Download source code

Clone this repository recurisvely, as it's the superproject with a number of submodules.

git clone --recursive https://github.com/PowerShell/PowerShell-Linux.git

Read the documentation on submodules if you're not familiar with them.

Note that because GitHub's "Merge Pull Request" button merges with --no-ff, an extra merge commit will always be created. This can be especially annoying when trying to commit updates to submodules. Therefore our policy is to merge using the Git CLI after approval, preferably with a rebase to enable a fast-forward merge.

Setup build environment

We use the .NET Command Line Interface (dotnet-cli) to build the managed components, and CMake to build the native components. Install dotnet-cli by following their documentation (make sure to install the dotnet-dev package to get the latest version). Then install the following dependencies (assuming Ubuntu 14.04):

sudo apt-get install g++ cmake make lldb-3.6 strace

OMI

To develop on the PowerShell Remoting Protocol (PSRP), you'll need to be able to compile OMI, which additionally requires:

sudo apt-get install libpam0g-dev libssl-dev libcurl4-openssl-dev libboost-filesystem-dev 

Building

The command dotnet restore must be done at least once from the top directory to obtain all the necessary .NET packages.

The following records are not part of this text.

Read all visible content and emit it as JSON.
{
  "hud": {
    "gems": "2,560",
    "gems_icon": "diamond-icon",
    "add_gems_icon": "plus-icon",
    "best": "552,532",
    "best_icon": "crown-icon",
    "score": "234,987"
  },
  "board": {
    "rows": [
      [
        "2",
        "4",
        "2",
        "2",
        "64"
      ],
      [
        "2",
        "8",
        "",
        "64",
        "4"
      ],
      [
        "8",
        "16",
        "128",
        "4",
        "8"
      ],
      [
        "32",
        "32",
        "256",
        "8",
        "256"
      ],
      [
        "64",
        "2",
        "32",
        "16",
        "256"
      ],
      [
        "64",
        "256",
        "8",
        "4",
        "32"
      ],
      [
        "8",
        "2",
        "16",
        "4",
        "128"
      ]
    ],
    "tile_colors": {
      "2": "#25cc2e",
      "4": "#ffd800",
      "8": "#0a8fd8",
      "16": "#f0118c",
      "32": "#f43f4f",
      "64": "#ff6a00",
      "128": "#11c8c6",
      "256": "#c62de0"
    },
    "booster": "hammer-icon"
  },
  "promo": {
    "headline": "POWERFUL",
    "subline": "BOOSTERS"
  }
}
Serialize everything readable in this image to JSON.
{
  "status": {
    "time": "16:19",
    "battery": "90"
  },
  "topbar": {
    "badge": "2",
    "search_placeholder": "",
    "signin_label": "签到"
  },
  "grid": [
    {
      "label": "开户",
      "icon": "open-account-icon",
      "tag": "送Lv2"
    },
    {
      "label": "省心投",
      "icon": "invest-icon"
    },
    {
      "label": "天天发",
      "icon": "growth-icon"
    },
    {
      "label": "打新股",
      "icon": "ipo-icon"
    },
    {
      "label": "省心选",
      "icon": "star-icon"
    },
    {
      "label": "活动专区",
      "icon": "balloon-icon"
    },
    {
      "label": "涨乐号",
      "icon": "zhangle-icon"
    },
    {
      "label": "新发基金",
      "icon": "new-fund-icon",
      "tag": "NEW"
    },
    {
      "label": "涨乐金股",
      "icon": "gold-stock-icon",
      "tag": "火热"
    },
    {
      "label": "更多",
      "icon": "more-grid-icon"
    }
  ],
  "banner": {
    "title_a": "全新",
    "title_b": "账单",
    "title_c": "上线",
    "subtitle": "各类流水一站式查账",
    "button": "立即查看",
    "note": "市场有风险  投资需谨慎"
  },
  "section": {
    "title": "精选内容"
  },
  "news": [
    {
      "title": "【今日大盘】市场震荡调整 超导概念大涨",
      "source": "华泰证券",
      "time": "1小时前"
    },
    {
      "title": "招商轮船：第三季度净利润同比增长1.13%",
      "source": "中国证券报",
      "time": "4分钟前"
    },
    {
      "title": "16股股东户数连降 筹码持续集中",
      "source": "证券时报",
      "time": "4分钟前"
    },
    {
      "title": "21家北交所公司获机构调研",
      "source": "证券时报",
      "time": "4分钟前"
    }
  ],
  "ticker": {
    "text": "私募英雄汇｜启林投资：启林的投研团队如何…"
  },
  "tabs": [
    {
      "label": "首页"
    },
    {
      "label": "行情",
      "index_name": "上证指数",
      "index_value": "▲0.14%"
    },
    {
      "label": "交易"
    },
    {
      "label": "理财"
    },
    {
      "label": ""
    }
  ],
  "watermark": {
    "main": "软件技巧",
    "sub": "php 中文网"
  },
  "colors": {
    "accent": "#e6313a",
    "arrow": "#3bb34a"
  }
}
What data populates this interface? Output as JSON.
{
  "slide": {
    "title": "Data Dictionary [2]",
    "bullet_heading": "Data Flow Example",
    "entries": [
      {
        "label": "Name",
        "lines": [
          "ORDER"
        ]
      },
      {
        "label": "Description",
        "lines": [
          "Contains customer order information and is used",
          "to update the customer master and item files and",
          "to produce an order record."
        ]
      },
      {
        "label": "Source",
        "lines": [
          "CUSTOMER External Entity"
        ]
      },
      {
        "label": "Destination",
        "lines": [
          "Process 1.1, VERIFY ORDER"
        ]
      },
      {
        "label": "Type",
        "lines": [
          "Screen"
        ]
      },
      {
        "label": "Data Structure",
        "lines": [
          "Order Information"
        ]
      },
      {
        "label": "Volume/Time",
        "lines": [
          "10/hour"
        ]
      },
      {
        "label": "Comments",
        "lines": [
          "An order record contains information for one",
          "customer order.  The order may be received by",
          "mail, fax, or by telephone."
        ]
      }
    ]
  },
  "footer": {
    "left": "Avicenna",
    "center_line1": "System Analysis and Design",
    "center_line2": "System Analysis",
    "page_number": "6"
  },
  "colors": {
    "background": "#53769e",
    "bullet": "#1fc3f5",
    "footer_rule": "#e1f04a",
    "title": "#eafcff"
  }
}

Build with ./build.sh, which does the following steps.

The variable $BIN is the output directory, bin.

Managed

Builds with dotnet-cli. Publishes all dependencies into the bin directory. Emits its own native host as bin/Microsoft.PowerShell.Linux.Host.

cd src/Microsoft.PowerShell.Linux.Host
dotnet publish --framework dnxcore50 --output $BIN
# Copy files that dotnet-publish doesn't currently deploy
cp *.ps1xml *_profile.ps1 $BIN

Native

  • libpsnative.so: native functions that CorePsPlatform.cs P/Invokes
  • api-ms-win-core-registry-l1-1-0.dll: registry stub to prevent missing DLL error on shutdown

libpsl-native

Driven by CMake, with its own unit tests using Google Test.

cd src/libpsl-native
cmake -DCMAKE_BUILD_TYPE=Debug .
make -j
ctest -V
# Deploy development copy of libpsl-native
cp native/libpsl-native.* $BIN

registry-stub

Provides RegCloseKey() to satisfy the disposal of SafeHandle objects on shutdown.

cd src/registry-stub
make
cp api-ms-win-core-registry-l1-1-0.dll $BIN

PowerShell Remoting Protocol

PSRP communication is tunneled through OMI using the omi-provider. These build steps are not part of the ./build.sh script.

OMI

cd src/omi/Unix
./configure --dev
make -j

Provider

The provider uses CMake to build, link, and register with OMI.

cd src/omi-provider
cmake .
make -j

The provider also maintains its own native host library to initialize the CLR, but there are plans to refactor .NET's packaged host as a shared library.

DSC

DSC also uses OMI, so build it first, then build DSC against it. Unfortunately, DSC cannot be configured to look for OMI elsewhere, so for now you need to symlink it to the expected location.

ln -s ../omi/Unix/ omi-1.0.8
./configure --no-rpm --no-dpkg --local
make -j

Running

  • launch local shell with ./bin/Microsoft.PowerShell.Linux.Host
  • launch local shell in LLDB with ./debug.sh
  • launch omiserver for PSRP (and in LLDB) with ./prsp.sh, and connect with Enter-PSSession from Windows

Known Issues

xUnit

Sadly, dotnet-test is not fully supported on Linux, so our xUnit tests do not currently run. We may be able to work around this, or get the dotnet-cli team to fix their xUnit runner. GitHub issue.